Question 3 True / False
The zero-point energy ½ℏω is a real, physically measurable quantum effect with no classical analogue.
TTrue
FFalse
Answer: True
A classical oscillator can have zero energy (at rest at equilibrium). The quantum zero-point energy ½ℏω is mandated by the uncertainty principle and has measurable consequences: the Casimir effect (vacuum fluctuations between conducting plates), the stability of matter (zero-point motion prevents electrons from collapsing into the nucleus in a classical sense), and the persistence of helium as a liquid at atmospheric pressure near 0 K (zero-point motion prevents crystallization).
Question 4 True / False
The algebraic ladder operator approach to the harmonic oscillator is a convenient shortcut but is less rigorous than directly solving the Schrödinger equation with Hermite polynomials.
TTrue
FFalse
Answer: False
Both approaches are fully rigorous and yield identical results.

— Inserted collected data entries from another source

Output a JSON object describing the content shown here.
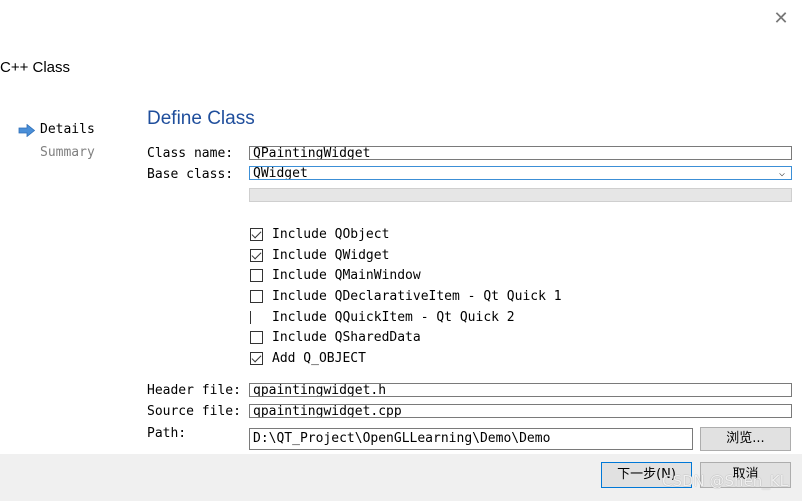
{
  "window": {
    "close_glyph": "✕",
    "title": "C++ Class"
  },
  "sidebar": {
    "items": [
      {
        "label": "Details",
        "active": true
      },
      {
        "label": "Summary",
        "active": false
      }
    ],
    "arrow_icon": "right-arrow-icon",
    "arrow_color": "#4a8fd8"
  },
  "page": {
    "title": "Define Class",
    "title_color": "#1f4e9c"
  },
  "form": {
    "class_name_label": "Class name:",
    "class_name_value": "QPaintingWidget",
    "base_class_label": "Base class:",
    "base_class_value": "QWidget",
    "checkboxes": [
      {
        "label": "Include QObject",
        "checked": true
      },
      {
        "label": "Include QWidget",
        "checked": true
      },
      {
        "label": "Include QMainWindow",
        "checked": false
      },
      {
        "label": "Include QDeclarativeItem - Qt Quick 1",
        "checked": false
      },
      {
        "label": "Include QQuickItem - Qt Quick 2",
        "checked": false
      },
      {
        "label": "Include QSharedData",
        "checked": false
      },
      {
        "label": "Add Q_OBJECT",
        "checked": true
      }
    ],
    "header_file_label": "Header file:",
    "header_file_value": "qpaintingwidget.h",
    "source_file_label": "Source file:",
    "source_file_value": "qpaintingwidget.cpp",
    "path_label": "Path:",
    "path_value": "D:\\QT_Project\\OpenGLLearning\\Demo\\Demo",
    "browse_label": "浏览..."
  },
  "buttons": {
    "next_label": "下一步(N)",
    "cancel_label": "取消"
  },
  "watermark": "CSDN @Shen_KL"
}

The algebraic approach uses only the commutation relation [â, â†] = 1 and the positivity of energy to derive all eigenvalues and the structure of eigenstates. No approximation is involved. The Hermite polynomial approach solves the differential equation directly and also produces exact results. The algebraic approach is sometimes preferred precisely because it is more transparent about why the spectrum is equally spaced, and because it generalizes directly to quantum field theory.
Question 5 Short Answer
Why does the uncertainty principle guarantee that the ground state of a quantum harmonic oscillator must have nonzero energy?
Think about your answer, then reveal below.
Model answer: If the ground state had zero energy, the particle would be at rest at the bottom of the potential (x = 0, p = 0), meaning both position and momentum would be exactly zero with no uncertainty. This violates the Heisenberg uncertainty principle ΔxΔp ≥ ℏ/2, which requires that if Δp = 0 then Δx = ∞ (and vice versa). The actual ground state is a compromise: it minimizes total energy E = ⟨p²⟩/2m + ½mω²⟨x²⟩ subject to the uncertainty constraint, yielding the minimum possible energy ½ℏω — exactly the zero-point energy.
This can be made quantitative: write E ≥ (Δp)²/2m + ½mω²(Δx)² and use ΔxΔp = ℏ/2 to substitute Δp = ℏ/(2Δx), then minimize over Δx. The minimum is at Δx = √(ℏ/2mω), giving E_min = ½ℏω. The ground state is the state of minimum uncertainty consistent with the commutation relations.